Jamais deux sans trois. Il y eut d’abord la célébration du centenaire de la naissance de Merce Cunningham, le 30 novembre 2019, avec la performance Merce Cunningham X 100, qui articulait des extraits de différentes œuvres du maitre américain interprétés par une centaine de danseur・ses. Puis, deux ans plus tard, un hommage à Trisha Brown (1936 - 2017) bâti sur le même modèle. Cette saison, c’est au tour de la chorégraphe Lucinda Childs de profiter de cette opération belle et excitante comme une pièce montée spectaculaire. Ce rendez-vous, à l’affiche de la Grande halle de la Villette, clôt une triplette de haut vol – initiée par Cedric Andrieux, directeur depuis 2018 des études chorégraphiques – consacrée à trois artistes américain・es dont les œuvres se relaient, composant un pan somptueux de l’histoire de l’art. L’idée de cette forme ≪ best of ≫originale est née dans le cadre de l’histoire qui lie le Conservatoire à Cunningham. « Depuis les années 1990, avec Susan Alexander d’abord, puis Cheryl Therrien, la technique et le répertoire Cunningham sont enseignés aux étudiant·es, précise Andrieux. J’avais aussi envie de rassembler pour cet événement exceptionnel un grand nombre de danseur·ses en unissant les interprètes classiques et contemporain·es. Par ailleurs, le fait que cela puisse se dérouler sur le plateau immense de la Grande halle de la Villette, qui est proche de nos studios, signe également l’ambition de ce projet. »

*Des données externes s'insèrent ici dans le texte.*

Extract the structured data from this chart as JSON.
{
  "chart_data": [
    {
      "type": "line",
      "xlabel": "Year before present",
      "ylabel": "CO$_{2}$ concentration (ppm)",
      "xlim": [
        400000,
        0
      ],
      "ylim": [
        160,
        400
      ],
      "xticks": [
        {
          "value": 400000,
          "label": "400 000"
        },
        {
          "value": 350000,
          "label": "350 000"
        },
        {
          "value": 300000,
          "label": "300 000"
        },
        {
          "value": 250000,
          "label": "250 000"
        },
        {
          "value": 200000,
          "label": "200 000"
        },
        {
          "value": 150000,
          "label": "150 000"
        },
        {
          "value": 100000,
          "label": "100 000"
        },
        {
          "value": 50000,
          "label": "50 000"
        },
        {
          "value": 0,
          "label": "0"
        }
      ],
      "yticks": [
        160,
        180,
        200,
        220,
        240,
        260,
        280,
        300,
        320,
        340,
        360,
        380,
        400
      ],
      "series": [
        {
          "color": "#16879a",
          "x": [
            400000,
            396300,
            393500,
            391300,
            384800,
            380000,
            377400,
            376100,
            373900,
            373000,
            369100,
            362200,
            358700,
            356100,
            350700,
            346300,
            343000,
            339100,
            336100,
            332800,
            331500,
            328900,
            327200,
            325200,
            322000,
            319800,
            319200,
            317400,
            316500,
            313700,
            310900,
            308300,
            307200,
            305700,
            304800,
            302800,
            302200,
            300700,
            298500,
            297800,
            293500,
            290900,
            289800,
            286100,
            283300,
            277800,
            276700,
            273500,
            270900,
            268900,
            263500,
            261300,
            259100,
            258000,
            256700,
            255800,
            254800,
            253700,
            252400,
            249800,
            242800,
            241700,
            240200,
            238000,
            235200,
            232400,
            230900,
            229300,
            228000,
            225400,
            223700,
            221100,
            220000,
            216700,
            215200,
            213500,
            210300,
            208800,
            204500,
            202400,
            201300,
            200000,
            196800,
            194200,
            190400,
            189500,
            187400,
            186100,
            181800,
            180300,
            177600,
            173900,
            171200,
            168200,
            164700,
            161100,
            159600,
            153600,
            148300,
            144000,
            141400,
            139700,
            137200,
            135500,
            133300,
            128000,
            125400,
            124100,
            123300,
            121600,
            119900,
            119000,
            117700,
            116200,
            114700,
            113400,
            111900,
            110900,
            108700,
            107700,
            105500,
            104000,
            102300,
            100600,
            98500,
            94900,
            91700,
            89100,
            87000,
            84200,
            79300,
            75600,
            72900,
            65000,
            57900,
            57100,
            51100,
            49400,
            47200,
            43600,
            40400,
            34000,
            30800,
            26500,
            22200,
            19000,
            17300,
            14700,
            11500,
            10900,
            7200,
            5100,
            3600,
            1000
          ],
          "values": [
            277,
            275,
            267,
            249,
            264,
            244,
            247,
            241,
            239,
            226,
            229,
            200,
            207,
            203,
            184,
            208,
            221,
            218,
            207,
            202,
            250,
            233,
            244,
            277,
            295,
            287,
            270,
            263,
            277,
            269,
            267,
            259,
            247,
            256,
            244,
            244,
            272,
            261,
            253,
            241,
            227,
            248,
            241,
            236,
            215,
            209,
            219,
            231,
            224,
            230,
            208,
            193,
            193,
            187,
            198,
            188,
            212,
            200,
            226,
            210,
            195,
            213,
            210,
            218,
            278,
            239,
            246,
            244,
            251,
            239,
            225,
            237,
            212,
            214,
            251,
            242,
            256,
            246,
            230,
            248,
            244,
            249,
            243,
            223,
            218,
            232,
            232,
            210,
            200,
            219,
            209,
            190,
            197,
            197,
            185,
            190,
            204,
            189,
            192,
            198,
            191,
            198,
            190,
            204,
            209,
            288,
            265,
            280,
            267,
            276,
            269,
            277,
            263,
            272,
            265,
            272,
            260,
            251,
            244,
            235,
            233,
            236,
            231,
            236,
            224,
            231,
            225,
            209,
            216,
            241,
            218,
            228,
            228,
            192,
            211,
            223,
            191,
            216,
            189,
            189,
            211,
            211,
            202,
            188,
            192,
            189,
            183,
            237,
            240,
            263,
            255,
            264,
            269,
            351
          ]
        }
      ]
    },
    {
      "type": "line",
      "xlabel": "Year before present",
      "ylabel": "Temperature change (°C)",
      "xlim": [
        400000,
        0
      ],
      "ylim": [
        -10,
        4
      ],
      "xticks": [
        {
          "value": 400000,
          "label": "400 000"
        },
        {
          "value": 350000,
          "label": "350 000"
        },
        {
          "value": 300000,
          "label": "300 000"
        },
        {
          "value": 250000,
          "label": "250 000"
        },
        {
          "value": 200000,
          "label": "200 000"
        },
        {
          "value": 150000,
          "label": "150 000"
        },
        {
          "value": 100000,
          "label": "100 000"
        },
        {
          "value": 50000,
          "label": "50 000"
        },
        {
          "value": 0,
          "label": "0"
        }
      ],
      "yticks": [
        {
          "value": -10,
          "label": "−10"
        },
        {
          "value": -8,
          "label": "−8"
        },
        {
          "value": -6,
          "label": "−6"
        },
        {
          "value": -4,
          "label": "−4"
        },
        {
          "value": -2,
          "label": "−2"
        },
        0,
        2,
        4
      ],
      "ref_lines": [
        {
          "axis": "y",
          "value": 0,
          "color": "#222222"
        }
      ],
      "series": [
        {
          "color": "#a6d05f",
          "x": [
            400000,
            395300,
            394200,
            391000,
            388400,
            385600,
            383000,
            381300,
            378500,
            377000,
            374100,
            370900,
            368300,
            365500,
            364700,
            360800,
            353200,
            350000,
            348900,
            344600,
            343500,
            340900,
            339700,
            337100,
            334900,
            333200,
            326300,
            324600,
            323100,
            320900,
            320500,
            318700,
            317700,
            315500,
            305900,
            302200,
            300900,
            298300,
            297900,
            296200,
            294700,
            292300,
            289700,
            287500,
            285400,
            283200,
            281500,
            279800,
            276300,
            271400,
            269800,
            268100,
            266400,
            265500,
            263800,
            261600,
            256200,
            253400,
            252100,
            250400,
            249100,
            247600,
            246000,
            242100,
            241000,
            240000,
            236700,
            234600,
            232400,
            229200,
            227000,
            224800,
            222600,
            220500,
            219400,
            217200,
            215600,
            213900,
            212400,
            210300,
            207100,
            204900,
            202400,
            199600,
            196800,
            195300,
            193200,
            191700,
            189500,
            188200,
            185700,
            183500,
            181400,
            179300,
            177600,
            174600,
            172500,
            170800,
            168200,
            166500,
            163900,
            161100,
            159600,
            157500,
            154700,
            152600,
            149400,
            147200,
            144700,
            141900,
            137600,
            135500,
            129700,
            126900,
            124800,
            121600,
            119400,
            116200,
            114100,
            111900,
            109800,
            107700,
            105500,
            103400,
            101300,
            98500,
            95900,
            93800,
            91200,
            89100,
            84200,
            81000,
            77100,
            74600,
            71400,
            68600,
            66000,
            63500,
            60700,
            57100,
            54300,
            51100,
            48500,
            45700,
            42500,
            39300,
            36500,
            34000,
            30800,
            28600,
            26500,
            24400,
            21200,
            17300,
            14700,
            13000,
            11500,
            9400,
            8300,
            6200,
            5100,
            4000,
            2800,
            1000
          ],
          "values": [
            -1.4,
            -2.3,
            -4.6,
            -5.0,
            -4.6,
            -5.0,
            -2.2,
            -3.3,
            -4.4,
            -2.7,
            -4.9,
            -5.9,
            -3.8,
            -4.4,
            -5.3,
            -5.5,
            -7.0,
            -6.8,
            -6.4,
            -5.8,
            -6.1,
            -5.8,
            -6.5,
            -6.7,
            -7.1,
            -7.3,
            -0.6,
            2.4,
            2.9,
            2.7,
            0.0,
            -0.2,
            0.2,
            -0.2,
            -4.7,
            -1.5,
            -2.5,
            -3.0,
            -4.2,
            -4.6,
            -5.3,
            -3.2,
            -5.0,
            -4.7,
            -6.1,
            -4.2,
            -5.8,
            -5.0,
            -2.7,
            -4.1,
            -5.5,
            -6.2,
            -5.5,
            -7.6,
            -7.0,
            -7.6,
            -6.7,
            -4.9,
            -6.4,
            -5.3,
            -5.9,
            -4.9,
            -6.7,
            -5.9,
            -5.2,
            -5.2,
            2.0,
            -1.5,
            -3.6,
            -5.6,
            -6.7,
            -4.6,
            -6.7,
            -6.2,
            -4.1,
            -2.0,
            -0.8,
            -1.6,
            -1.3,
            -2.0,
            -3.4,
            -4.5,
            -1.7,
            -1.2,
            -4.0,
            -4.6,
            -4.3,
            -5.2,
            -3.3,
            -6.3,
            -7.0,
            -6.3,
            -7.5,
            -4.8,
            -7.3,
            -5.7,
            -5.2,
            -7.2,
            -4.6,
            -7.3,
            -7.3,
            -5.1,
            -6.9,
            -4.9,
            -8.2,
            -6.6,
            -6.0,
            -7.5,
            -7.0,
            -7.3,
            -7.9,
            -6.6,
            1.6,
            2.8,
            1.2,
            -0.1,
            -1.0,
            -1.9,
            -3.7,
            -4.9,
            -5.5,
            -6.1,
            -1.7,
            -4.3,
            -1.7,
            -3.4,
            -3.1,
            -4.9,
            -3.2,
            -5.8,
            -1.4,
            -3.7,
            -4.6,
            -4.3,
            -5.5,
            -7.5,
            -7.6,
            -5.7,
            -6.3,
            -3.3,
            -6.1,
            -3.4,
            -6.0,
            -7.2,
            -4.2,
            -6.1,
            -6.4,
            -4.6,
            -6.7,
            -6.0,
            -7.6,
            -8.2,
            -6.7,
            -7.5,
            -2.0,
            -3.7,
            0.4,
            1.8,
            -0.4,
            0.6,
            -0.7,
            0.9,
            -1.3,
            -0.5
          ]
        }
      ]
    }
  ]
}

Un fait majeur donne aussi tout son sens à cette combinaison magique de morceaux choisis. Cunningham découpait son œuvre en extraits sous le fameux nom de ≪ event ≫, les redistribuant de façon aléatoire lors de soirées spéciales et uniques. Cet aspect particulièrement inventif a inspiré ce projet exubérant. « C’est un nouvel event en quelque sorte qui démultiplie le matériel chorégraphique en solos, en duos, poursuivant ainsi la série de ces représentations qui furent l’une des marques de fabrique de Cunningham, ajoute Andrieux qui en fut par ailleurs l’interprete de 1998 a 2007. Quant à la musique de John Cage, elle était interprétée en direct par des étudiant·es musicien·nes du Conservatoire. Il me semblait important de profiter également du fait que le Conservatoire abrite aussi une école de musique pour faire travailler ensemble instrumentistes et danseur·ses. »
Le succès de cet évènement, qui croise pédagogie, apprentissage et confrontation avec le public, a entrainé le programme consacré à Trisha Brown, et aujourd’hui à Lucinda Childs. « Je sens que c’est le bon moment dans ma carrière pour me retrouver avec des élèves et leur donner ce que je peux afin de les soutenir et d’apprendre autant d’eux qu’ils vont apprendre de moi », commente Childs. En 2019, elle a conçu une pièce pour une centaine d’élèves de l’universite Codarts, a Rotterdam. « Ça a été une merveilleuse occasion de croiser des étudiant·es de différents pays et de trouver des chemins pour les rencontrer et les impliquer tous dans la conception de Drift Multiply », ajoute-t-elle. Cette expérience plus que positive a contribué au désir de poursuivre l’aventure de la transmission avec les jeunes danseur・ses préprofessionnel・les du Conservatoire.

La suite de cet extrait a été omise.